What is Terdot? Malicious banking malware can monitor and modify your Facebook and Twitter accounts
Like most malware attacks, Terdot also begins with a phishing email.
Security researchers have discovered a sophisticated new malware based on the malicious Zeus banking trojan that has been revamped with new espionage capabilities designed to target social media accounts. The Terdot trojan has been active since mid 2016 and is capable of stealing browsing information, injecting an HTML code in visited web pages and operating an MITM proxy.
However, researchers found that the highly-customised Trojan can also eavesdrop on and even modify traffic on most social media and email platforms. The malware also has automatic update capabilities that allow it to download and execute any files as requested by its operator. This essentially means the malware can develop new capabilities on the go as well.
Some of the banking websites regularly targeted by Terdot include numerous Canadian institutions such as Royal Bank, Banque Nationale, PCFinancial, Desjardines, BMO and Scotiabank among others.
In addition to its banking targets, it can also target information from popular email service providers including Microsoft's live.com login page, Yahoo Mail and Gmail. Facebook, Twitter, Google Plus and YouTube are also targeted.
"Interestingly, the malware is specifically instructed not to gather any data from vk.com, Russia's largest social media platform," Bitdefender noted.
Like most malware attacks, Terdot also begins with a phishing email that appears to contain a PDF file. However, clicking on that file executes the Javascript code to download and run the malware on the disk.
To evade detection by security software, the malware uses a complex chain of droppers, injections and downloaders that help download the malware in pieces.
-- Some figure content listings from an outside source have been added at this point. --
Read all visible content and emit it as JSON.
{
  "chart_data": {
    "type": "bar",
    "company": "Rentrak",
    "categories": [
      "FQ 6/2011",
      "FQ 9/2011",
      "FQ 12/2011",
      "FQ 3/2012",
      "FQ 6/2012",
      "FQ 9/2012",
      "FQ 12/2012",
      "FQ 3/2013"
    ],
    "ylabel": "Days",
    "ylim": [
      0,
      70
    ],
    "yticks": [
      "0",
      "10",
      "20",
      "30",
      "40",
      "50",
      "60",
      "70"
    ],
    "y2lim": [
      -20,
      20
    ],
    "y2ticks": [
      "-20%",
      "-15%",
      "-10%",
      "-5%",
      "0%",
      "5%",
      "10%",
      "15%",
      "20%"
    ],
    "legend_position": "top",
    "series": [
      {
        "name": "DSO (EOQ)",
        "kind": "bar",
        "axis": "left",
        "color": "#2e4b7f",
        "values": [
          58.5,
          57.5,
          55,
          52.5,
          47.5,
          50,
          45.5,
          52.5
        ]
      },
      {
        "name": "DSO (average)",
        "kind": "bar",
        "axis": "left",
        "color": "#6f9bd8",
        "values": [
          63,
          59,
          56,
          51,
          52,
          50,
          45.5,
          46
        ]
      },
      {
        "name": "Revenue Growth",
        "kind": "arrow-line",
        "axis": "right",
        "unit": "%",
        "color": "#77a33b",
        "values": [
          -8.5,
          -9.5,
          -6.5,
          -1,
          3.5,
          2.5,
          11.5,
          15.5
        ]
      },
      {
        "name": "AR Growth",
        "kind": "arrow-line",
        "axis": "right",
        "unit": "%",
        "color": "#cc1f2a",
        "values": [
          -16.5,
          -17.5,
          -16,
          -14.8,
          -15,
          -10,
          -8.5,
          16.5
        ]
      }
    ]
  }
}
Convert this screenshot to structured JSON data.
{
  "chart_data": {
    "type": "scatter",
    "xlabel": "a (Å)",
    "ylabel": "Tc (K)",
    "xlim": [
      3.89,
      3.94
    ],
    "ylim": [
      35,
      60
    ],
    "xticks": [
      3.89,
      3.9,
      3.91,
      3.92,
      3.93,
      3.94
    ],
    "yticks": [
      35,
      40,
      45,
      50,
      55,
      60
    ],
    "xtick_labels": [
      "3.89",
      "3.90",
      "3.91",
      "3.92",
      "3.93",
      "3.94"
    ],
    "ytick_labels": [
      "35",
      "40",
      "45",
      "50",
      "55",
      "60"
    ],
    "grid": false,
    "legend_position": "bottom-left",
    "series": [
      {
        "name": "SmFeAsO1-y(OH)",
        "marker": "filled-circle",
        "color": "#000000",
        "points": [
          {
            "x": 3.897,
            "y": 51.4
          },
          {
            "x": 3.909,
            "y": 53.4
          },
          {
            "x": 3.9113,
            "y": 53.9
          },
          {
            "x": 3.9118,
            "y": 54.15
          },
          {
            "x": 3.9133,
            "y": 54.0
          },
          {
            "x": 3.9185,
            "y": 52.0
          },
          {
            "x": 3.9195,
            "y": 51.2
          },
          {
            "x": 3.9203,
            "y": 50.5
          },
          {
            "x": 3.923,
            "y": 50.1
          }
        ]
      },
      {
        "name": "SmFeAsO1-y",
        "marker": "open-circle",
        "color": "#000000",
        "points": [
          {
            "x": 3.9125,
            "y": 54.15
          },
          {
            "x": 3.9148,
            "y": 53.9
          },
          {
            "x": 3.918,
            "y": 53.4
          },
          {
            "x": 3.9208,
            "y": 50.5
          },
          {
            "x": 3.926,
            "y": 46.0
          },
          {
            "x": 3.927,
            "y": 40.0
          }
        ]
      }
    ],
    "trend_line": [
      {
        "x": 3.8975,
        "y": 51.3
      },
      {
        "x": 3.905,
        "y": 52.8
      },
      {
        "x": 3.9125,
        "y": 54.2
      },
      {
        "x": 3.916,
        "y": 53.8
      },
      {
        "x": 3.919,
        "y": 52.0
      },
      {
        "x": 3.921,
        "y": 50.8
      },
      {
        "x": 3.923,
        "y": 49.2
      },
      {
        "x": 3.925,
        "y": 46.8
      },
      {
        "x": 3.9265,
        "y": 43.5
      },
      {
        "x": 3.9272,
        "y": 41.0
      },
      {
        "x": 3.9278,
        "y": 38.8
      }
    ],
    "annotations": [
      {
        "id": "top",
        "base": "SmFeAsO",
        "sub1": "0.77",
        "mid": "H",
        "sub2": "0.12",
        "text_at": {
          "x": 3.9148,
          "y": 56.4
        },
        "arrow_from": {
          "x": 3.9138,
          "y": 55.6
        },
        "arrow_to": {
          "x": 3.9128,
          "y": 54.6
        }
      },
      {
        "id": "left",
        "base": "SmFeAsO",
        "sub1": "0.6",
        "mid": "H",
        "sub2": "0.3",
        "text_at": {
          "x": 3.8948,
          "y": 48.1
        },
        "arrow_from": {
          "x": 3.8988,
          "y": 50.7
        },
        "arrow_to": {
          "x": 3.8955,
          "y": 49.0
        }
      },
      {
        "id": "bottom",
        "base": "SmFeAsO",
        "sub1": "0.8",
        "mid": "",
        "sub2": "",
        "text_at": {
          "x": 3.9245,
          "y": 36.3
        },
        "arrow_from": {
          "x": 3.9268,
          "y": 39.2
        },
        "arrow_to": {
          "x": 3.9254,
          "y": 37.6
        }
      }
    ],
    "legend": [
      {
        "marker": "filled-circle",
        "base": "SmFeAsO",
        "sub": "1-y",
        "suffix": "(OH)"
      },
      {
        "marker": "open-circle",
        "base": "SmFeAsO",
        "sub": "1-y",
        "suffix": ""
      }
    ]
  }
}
Terdot has also been delivered in malware campaigns using the Sundown Exploit Kit as well, researchers noted.
The versatile malware, once installed, injects itself into the browser processes in a classic man-in-the-middle attack to read traffic and deliver code. It can also steal authentication data by inspecting the user's requests or by injecting spyware Javascript code in the responses.
"The malware has the capability to intercept all browser traffic, including HTTPS traffic, by forging SSL certificates," Bitdefender said. "It saves specific information (including credentials and banking information), it injects custom HTML and Javascript into the victims' webpages, and it sends saved data to C&C servers."
Terdot could exploit social media accounts to steal and gather account login information to sell or use the accounts to spread itself by posting fake links to other social media accounts.
Researchers said Terdot's cybercapabilities go "above and beyond" that of a regular banking Trojan.
"Terdot is a complex malware, building upon the legacy of Zeus," researchers said. "Its modular structure, complex injections and careful use of threads make it resilient, while its spyware and remote execution abilities make it extremely intrusive.
"Its focus on harvesting credentials for other services such as social networks and email services could turn it into an extremely powerful cyberespionage tool that is extremely difficult to spot and clean."